Следовательно, машины и стали зримыми телами титанов, рожденными в сознании выродившихся героев.
А раз постигать и создавать не означает ничего иного, кроме как заставить душу принять форму того, что человек видит или создает , и слиться с ним воедино, то отныне люди беспомощно устремились по пути постепенного превращения в машины, и когда-нибудь они окажутся в конце этого пути нагие, не знающие покоя, спотыкающиеся, скрежещущие часовые механизмы — они станут тем, что сами всегда хотели изобрести: безрадостным перпетуум мобиле. [1]
Но мы, мы, лунные братья, станем тогда наследниками вечного Бытия — единого неизменного сознания, которое, пребывая здесь, не провозглашает: Я живу , но Я есть , которое, пребывая здесь, знает: Даже если рухнет мироздание — я останусь .
Да и как это было бы возможно, если бы формы не были лишь плодом воображения, — чтобы мы по нашей собственной воле во всякое время могли поменять наше тело на какое-нибудь другое, представая среди людей в человеческом обличии, среди призраков — как тени, среди мыслей — в виде идей, и все это благодаря той тайне, что можно стряхнуть с себя свои формы, как детскую игрушку, выбранную в блужданиях сновидений? Подобно тому, как человек, объятый полусном, способен внезапно осознать свои сновидения, и тогда он направляет обман своего ощущения времени в русло новой действительности и придает развитию своих мечтаний другое, желанное направление: он, так сказать, обеими ногами перескакивает в новое тело, ибо тело по сути своей есть не что иное, как судорожный сгусток, способное обмануть нас своей плотностью состояние всепроникающего эфира.
— Превосходно сказано! — восторженно воскликнул доктор Хазельмайер своим нежным девичьим голоском. — Но почему же, собственно говоря, мы не хотим даровать жителям Земли это счастье трансфигурации?
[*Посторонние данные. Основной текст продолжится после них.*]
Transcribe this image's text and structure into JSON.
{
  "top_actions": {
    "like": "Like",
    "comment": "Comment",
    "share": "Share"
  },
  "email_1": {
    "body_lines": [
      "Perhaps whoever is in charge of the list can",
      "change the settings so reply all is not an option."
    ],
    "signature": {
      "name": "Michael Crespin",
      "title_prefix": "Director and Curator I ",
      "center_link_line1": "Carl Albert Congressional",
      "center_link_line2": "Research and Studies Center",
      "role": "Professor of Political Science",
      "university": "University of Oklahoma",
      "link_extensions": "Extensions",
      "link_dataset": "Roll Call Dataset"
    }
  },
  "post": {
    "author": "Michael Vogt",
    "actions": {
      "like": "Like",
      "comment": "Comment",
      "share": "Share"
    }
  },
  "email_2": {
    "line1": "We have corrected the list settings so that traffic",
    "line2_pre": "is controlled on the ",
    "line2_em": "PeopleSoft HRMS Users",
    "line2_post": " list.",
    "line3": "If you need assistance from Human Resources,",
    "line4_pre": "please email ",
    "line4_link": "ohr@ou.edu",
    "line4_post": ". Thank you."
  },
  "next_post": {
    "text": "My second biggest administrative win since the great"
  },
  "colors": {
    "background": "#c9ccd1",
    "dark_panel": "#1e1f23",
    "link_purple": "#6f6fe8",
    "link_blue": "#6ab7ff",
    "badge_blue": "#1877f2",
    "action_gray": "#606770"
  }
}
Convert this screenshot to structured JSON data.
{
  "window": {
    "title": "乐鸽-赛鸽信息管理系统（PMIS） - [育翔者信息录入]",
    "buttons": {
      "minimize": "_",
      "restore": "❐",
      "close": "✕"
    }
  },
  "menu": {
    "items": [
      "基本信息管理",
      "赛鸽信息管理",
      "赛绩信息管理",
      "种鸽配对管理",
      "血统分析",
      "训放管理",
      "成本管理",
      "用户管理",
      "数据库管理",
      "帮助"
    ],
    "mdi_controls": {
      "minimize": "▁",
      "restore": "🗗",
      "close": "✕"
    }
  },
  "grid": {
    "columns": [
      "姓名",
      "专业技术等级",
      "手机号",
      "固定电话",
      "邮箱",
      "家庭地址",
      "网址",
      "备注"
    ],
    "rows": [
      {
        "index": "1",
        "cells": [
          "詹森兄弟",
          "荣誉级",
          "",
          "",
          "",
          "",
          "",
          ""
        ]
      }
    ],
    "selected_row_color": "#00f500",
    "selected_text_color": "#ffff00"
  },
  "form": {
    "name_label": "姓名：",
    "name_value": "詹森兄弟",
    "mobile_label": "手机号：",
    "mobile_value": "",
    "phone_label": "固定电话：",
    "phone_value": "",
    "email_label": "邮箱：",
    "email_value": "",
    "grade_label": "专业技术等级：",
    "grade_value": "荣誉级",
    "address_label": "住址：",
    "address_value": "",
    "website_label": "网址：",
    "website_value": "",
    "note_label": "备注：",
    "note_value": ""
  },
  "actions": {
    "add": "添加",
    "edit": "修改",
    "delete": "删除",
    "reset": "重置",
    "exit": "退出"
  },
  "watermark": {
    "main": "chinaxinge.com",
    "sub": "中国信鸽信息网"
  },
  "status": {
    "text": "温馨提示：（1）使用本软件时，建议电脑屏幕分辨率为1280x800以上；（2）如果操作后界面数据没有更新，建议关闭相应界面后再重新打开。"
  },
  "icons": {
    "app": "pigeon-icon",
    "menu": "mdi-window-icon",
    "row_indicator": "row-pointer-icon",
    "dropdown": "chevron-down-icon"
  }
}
Разве это было бы плохо?
— Плохо? Необозримо! Ужасно! — пронзительно завопив, господин граф прервал его речь. — Вы представьте себе только: человек, наделенный силой продавать культуру в розницу по всей Вселенной!
Как вы думаете, глубокоуважаемый доктор, как будет тогда выглядеть луна через две недели? В каждом кратере — велодром, а вокруг них — сплошные поля, орошаемые нечистотами.
И это при том условии, если еще раньше туда не протащат драматическое искусство , которое отравит все почвы и раз и навсегда уничтожит любые возможности роста и развития.
Или, быть может, вы мечтаете о том, чтобы между всеми планетами была налажена телефонная связь в те часы, когда идет игра на бирже, а двойные звезды Млечного Пути обязаны были бы представлять брачные свидетельства установленного образца?
Нет-нет, дорогой мой, Вселенная пока еще вполне обходится привычными порядками.
Однако, переходя к более приятной теме, дорогой доктор, — потому что сейчас вам самое время убывать, то есть я хотел сказать: уезжать, — так вот, речь о встрече у магистра Виртцига в августе тысяча девятьсот четырнадцатого года; ведь это начало великого конца, и нам хотелось бы достойно отметить эту катастрофу человечества, не так ли?
Еще до того, как господин граф произнес свои последние слова, я набросил на себя ливрею камердинера, чтобы помочь господину доктору Хазельмайеру при упаковке вещей и проводить его до кареты.
Через мгновение я уже стоял у дверей. И что же я вижу: господин граф один выходит из библиотеки, а в руках у него голландский камзол, башмаки с пряжками, шелковые панталоны и зеленый цилиндр господина доктора Хазельмайера — сам же доктор бесследно исчез, и вот так милостивый господин граф, не удостоив меня ни единым взглядом, прошел в свою спальню и закрыл за собою дверь.
Будучи благовоспитанным слугою, я считал своим долгом не удивляться ничему, что находит нужным делать мой господин, но все-таки тут не удержался и покачал головою, и прошло немало времени, пока я наконец смог заснуть.
Теперь придется много лет пропустить.
Они прошли однообразно и запечатлелись в моей памяти такими пожелтевшими и пропыленными, словно отрывки из старинной книги, с вычурными завитушками событий, которую ты когда-то давно, в пору лихорадочной смуты души, прочитал, и они наполовину угасли, не задержавшись в памяти, прочитал и едва ли понял.
Одно я знаю точно: весной 1914 года господин граф вдруг сказал мне: «Я в скором времени уеду. М-м… на Маврикий (при этом он испытующе посмотрел на меня), и я желал бы, чтобы ты перешел в услужение к моему другу, магистру Петеру Виртцигу из Вернштейна-на-Инне. Ты меня понял, Густав? Возражений я не потерплю».